In fact, examples noted constitute a weighty challenge. First, I offer a general comment; then in the following paragraph I address the question of Sophocles' Antigone, the first major landmark in the tradition of resistance. In my view the precept Dura Lex Sed Lex makes no special claim for the morality of the existing body of laws. It simply asserts that this is the way things work. It may well be that we should oppose some particular law as unjust, even though pro tem it remains in force. Or the comment could be more general (the Latin is ambiguous): law is a body of constraints that is inimical to the flourishing of free spirits, but that is the price we pay for affirming the principle of the rule of law.

  • In Sophocles' play, Creon, the ruler of Thebes, was justified in issuing the edict which deprived funeral rites to Polyneices, who had led a foreign army to lay siege to his own city. Creon, as head of the state, viewed exemplary punishment as appropriate. For her part, Antigone, the sister of the deceased rebel. had a right to assert that in defying Creon's edict she was loyal to an unwritten law which had a higher sanction. "The unwritten and unfailing laws of the gods" must override Creon's pronouncement, which is merely the utterance of a human ruler. The laws of Antigone "live forever, were not born today or yesterday, and no-one knows whence they sprang." As Victor Ehrenberg remarks: "[t]hese famous words, full of emotion and belief, clearly indicate something that is essential, fundamental and universal." Perhaps so. But since the laws Antigone appeals to are unwritten, how can we know that her citation is correct and her interpretation is valid? Based on Mesopotamian examples, and compilations of their own, the Greeks were perfectly familiar with written law, where the text is written down and may be consulted. Not here. Although she appeals to the priests and to immemorial tradition, at base Antigone is simply saying "trust me." Later, under the Stoics and others, the Greeks sought to elaborate something approximating international law.

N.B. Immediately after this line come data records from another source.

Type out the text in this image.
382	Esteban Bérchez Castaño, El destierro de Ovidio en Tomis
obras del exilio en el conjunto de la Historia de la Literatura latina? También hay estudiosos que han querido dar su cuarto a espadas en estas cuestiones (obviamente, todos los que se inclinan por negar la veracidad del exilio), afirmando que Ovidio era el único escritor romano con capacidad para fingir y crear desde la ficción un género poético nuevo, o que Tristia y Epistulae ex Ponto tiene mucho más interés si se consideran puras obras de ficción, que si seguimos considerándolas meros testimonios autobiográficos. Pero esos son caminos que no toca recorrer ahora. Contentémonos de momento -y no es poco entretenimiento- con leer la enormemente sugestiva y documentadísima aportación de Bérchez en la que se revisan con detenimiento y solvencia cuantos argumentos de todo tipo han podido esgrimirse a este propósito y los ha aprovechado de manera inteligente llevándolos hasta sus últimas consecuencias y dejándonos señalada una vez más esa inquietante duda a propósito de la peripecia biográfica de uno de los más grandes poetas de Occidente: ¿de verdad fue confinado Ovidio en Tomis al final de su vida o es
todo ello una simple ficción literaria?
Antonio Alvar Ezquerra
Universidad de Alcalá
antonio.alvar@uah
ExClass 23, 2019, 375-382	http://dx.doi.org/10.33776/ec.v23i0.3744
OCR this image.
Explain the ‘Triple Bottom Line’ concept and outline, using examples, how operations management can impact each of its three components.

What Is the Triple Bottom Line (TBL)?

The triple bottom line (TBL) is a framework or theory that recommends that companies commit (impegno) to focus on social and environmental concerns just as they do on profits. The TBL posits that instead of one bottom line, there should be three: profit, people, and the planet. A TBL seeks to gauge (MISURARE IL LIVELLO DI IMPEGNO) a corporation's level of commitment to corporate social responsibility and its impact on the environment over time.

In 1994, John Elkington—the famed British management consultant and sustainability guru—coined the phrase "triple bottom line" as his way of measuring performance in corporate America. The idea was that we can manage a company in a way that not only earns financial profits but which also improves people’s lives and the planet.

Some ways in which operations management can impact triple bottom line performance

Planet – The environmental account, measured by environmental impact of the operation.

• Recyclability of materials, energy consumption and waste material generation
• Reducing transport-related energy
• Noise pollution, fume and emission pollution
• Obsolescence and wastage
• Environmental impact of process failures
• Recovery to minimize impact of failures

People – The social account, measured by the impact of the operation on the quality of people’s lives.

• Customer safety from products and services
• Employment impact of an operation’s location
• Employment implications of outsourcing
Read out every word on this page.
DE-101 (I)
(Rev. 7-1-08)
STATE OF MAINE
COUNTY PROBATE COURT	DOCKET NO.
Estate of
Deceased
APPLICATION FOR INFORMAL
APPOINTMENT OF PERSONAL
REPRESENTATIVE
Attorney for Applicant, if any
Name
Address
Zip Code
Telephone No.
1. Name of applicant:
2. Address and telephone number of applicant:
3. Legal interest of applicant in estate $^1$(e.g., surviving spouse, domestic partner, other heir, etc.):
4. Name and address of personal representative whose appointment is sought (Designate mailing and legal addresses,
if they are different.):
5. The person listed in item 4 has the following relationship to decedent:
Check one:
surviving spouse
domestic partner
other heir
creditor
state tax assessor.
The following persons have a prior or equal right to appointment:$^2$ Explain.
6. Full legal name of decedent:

Yet even today this concept of an overarching law that can supersede the laws of nations remains controversial.

    Reflection suggests a modification of these observations about Antigone's assertions.  In the Greek text she does not use the common word for law, nomos, but nomima, observances, so that she is referring to the age-old deposit of custom or tradition, and not to an alternative system of law which can be invoked to ride herd over the transient enactments of Creon.  Her assertion then may be regarded as conservative. the application of her conscience, far from being bold and revolutionary, is in obeisance to tradition.  And tradition can be just as oppressive if not more so, than legal enactments in the proper sense.  Still, Antigone's arguments may have given impetus to a later tradition of defiance of laws perceived as unjust in the name of individual conscience.  

    Yet there is another, more sobering consideration.  Let us suppose that the confrontation with Creon had gone differently.  In this rewriting Antigone simply says that it is duty to her family that causes here to bury her slain brother.  To this assertion Creon replies: "I am sorry, my dear, but this cannot be allowed because I must adhere to the Unwritten Law, which stipulates that the preservation of the state is the supreme good.  As even barbarians in Italy recognize, "Salus populi suprema lex est."  It is for this high and unanswerable imperative that you are condemned."  In other words, tyrants can invoke the Unwritten Law principle to justify their arbitrary actions.

    The expression "agrapta nomima," unwritten stipulations, occurs in other texts of the period, and a fuller examination, not offered here, would suggest further nuances.